Query MongoDB for history data.

Parameters

history_collection – a MongoDB collection
experiment_id – the experiment id which is being retrieved
query – a list of tuples pointing to fields within the experiment data. In the format: [(‘path’, ‘to’, ‘field1’), (‘path’, ‘to’, ‘field2’)]
func_dict – a dict which maps the given query paths to a function that operates on the retrieved values and returns the results. If None then the raw values are returned. In the format: {(‘path’, ‘to’, ‘field1’): function}
f – a function that applies equally to all fields in query. func_dict is the recommended approach and takes priority over f.
filters – MongoDB query arguments to further filter results beyond matching the experiment ID.
start_time – first and last simulation time to query
end_time – first and last simulation time to query
cpus – splits query into this many chunks to run in parallel, useful if single-threaded query does not saturate I/O (e.g. on Google Cloud)
host – used if cpus>1 to create MongoClient in parallel processes
port – used if cpus>1 to create MongoClient in parallel processes

Returns

data (dict)

vivarium.core.emitter.get_local_client(host: str, port: Any, database_name: str) → Any[source]¶: Open a MongoDB client onto the given host, port, and DB.
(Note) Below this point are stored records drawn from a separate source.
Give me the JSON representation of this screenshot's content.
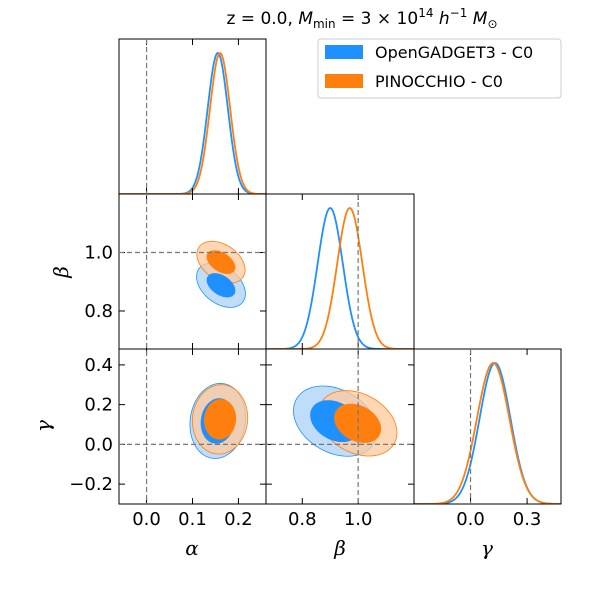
{
  "colors": {
    "opengadget": "#1e90ff",
    "opengadget_light": "#a9d0f7",
    "pinocchio": "#ff7f0e",
    "pinocchio_light": "#ffc99b",
    "truth_line": "#777777"
  },
  "chart_data": {
    "type": "corner",
    "title_prefix": "z = 0.0, ",
    "title_math": "M_min = 3 × 10^14 h^-1 M_⊙",
    "parameters": [
      {
        "name": "alpha",
        "label": "α",
        "truth": 0.0,
        "range": [
          -0.06,
          0.26
        ],
        "ticks": [
          0.0,
          0.1,
          0.2
        ],
        "tick_labels": [
          "0.0",
          "0.1",
          "0.2"
        ]
      },
      {
        "name": "beta",
        "label": "β",
        "truth": 1.0,
        "range": [
          0.67,
          1.2
        ],
        "ticks": [
          0.8,
          1.0
        ],
        "tick_labels": [
          "0.8",
          "1.0"
        ]
      },
      {
        "name": "gamma",
        "label": "γ",
        "truth": 0.0,
        "range": [
          -0.3,
          0.48
        ],
        "ticks": [
          -0.2,
          0.0,
          0.2,
          0.4
        ],
        "tick_labels": [
          "−0.2",
          "0.0",
          "0.2",
          "0.4"
        ],
        "x_ticks": [
          0.0,
          0.3
        ],
        "x_tick_labels": [
          "0.0",
          "0.3"
        ]
      }
    ],
    "series": [
      {
        "name": "OpenGADGET3 - C0",
        "color_key": "opengadget",
        "mean": {
          "alpha": 0.155,
          "beta": 0.9,
          "gamma": 0.13
        },
        "sigma": {
          "alpha": 0.022,
          "beta": 0.045,
          "gamma": 0.082
        },
        "contours": {
          "alpha_beta": {
            "center": [
              0.162,
              0.888
            ],
            "inner": [
              0.034,
              0.032,
              0.6
            ],
            "outer": [
              0.06,
              0.062,
              0.66
            ]
          },
          "alpha_gamma": {
            "center": [
              0.155,
              0.118
            ],
            "inner": [
              0.036,
              0.113,
              0.15
            ],
            "outer": [
              0.06,
              0.19,
              0.15
            ]
          },
          "beta_gamma": {
            "center": [
              0.918,
              0.117
            ],
            "inner": [
              0.094,
              0.093,
              0.5
            ],
            "outer": [
              0.16,
              0.158,
              0.52
            ]
          }
        }
      },
      {
        "name": "PINOCCHIO - C0",
        "color_key": "pinocchio",
        "mean": {
          "alpha": 0.16,
          "beta": 0.97,
          "gamma": 0.12
        },
        "sigma": {
          "alpha": 0.022,
          "beta": 0.045,
          "gamma": 0.086
        },
        "contours": {
          "alpha_beta": {
            "center": [
              0.162,
              0.967
            ],
            "inner": [
              0.034,
              0.031,
              0.58
            ],
            "outer": [
              0.058,
              0.06,
              0.6
            ]
          },
          "alpha_gamma": {
            "center": [
              0.16,
              0.126
            ],
            "inner": [
              0.034,
              0.1,
              0.1
            ],
            "outer": [
              0.06,
              0.175,
              0.1
            ]
          },
          "beta_gamma": {
            "center": [
              0.998,
              0.106
            ],
            "inner": [
              0.088,
              0.087,
              0.5
            ],
            "outer": [
              0.15,
              0.148,
              0.5
            ]
          }
        }
      }
    ],
    "legend_position": "top-right"
  }
}
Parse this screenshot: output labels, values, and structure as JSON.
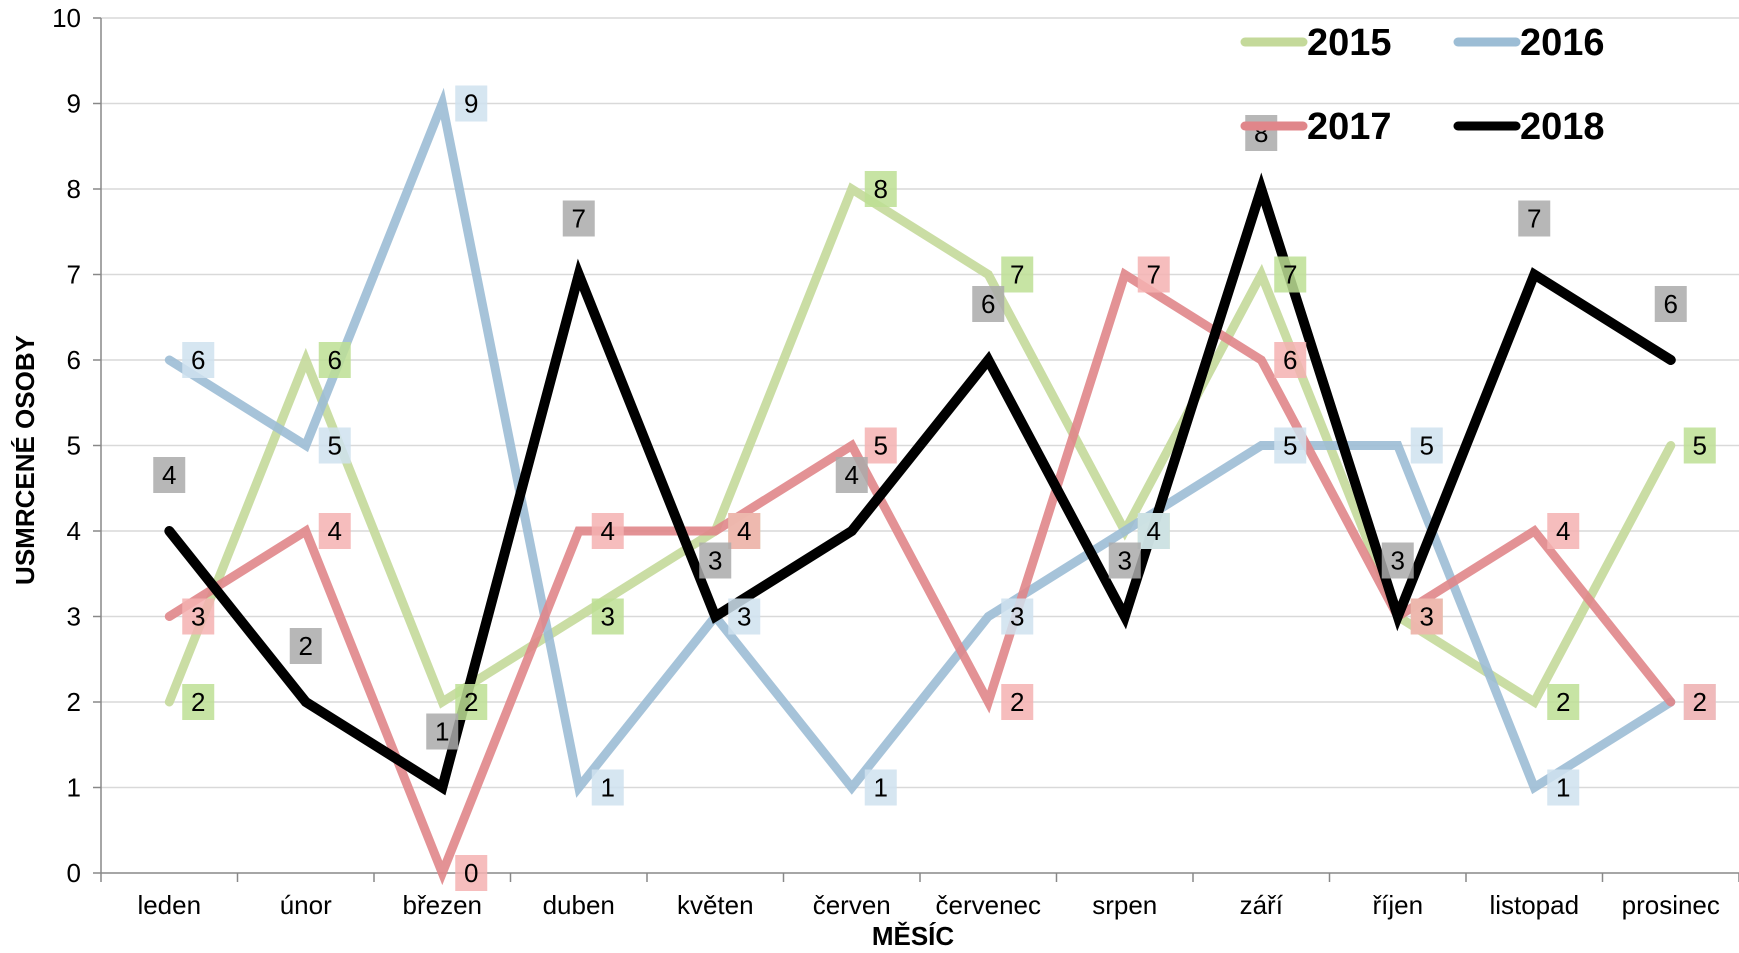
{
  "chart_data": {
    "type": "line",
    "title": "",
    "xlabel": "MĚSÍC",
    "ylabel": "USMRCENÉ OSOBY",
    "ylim": [
      0,
      10
    ],
    "yticks": [
      "0",
      "1",
      "2",
      "3",
      "4",
      "5",
      "6",
      "7",
      "8",
      "9",
      "10"
    ],
    "grid": true,
    "legend_position": "top-right",
    "categories": [
      "leden",
      "únor",
      "březen",
      "duben",
      "květen",
      "červen",
      "červenec",
      "srpen",
      "září",
      "říjen",
      "listopad",
      "prosinec"
    ],
    "series": [
      {
        "name": "2015",
        "color": "#c4d99a",
        "label_color": "#bddf94",
        "values": [
          2,
          6,
          2,
          3,
          4,
          8,
          7,
          4,
          7,
          3,
          2,
          5
        ]
      },
      {
        "name": "2016",
        "color": "#9cbdd5",
        "label_color": "#cfe2ef",
        "values": [
          6,
          5,
          9,
          1,
          3,
          1,
          3,
          4,
          5,
          5,
          1,
          2
        ]
      },
      {
        "name": "2017",
        "color": "#e0868a",
        "label_color": "#f5b2b2",
        "values": [
          3,
          4,
          0,
          4,
          4,
          5,
          2,
          7,
          6,
          3,
          4,
          2
        ]
      },
      {
        "name": "2018",
        "color": "#000000",
        "label_color": "#aaaaaa",
        "values": [
          4,
          2,
          1,
          7,
          3,
          4,
          6,
          3,
          8,
          3,
          7,
          6
        ]
      }
    ]
  }
}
vivarium.core.emitter.get_query(projection: dict, host: str, port: Any, query: dict) → list [source]¶

Helper function for parallel queries

Parameters

projection – a MongoDB projection in dictionary form
host – used to create new MongoClient for each parallel process
port – used to create new MongoClient for each parallel process
query – a MongoDB query in dictionary form

Returns

List of projected documents for given query

vivarium.core.emitter.path_timeseries_from_data(data: dict) → dict [source]¶: Convert from raw data to a path timeseries.

vivarium.core.emitter.path_timeseries_from_embedded_timeseries(embedded_timeseries: dict) → dict [source]¶: Convert an embedded timeseries to a path timeseries.

vivarium.core.emitter.timeseries_from_data(data: dict) → dict [source]¶: Convert raw data to an embedded timeseries.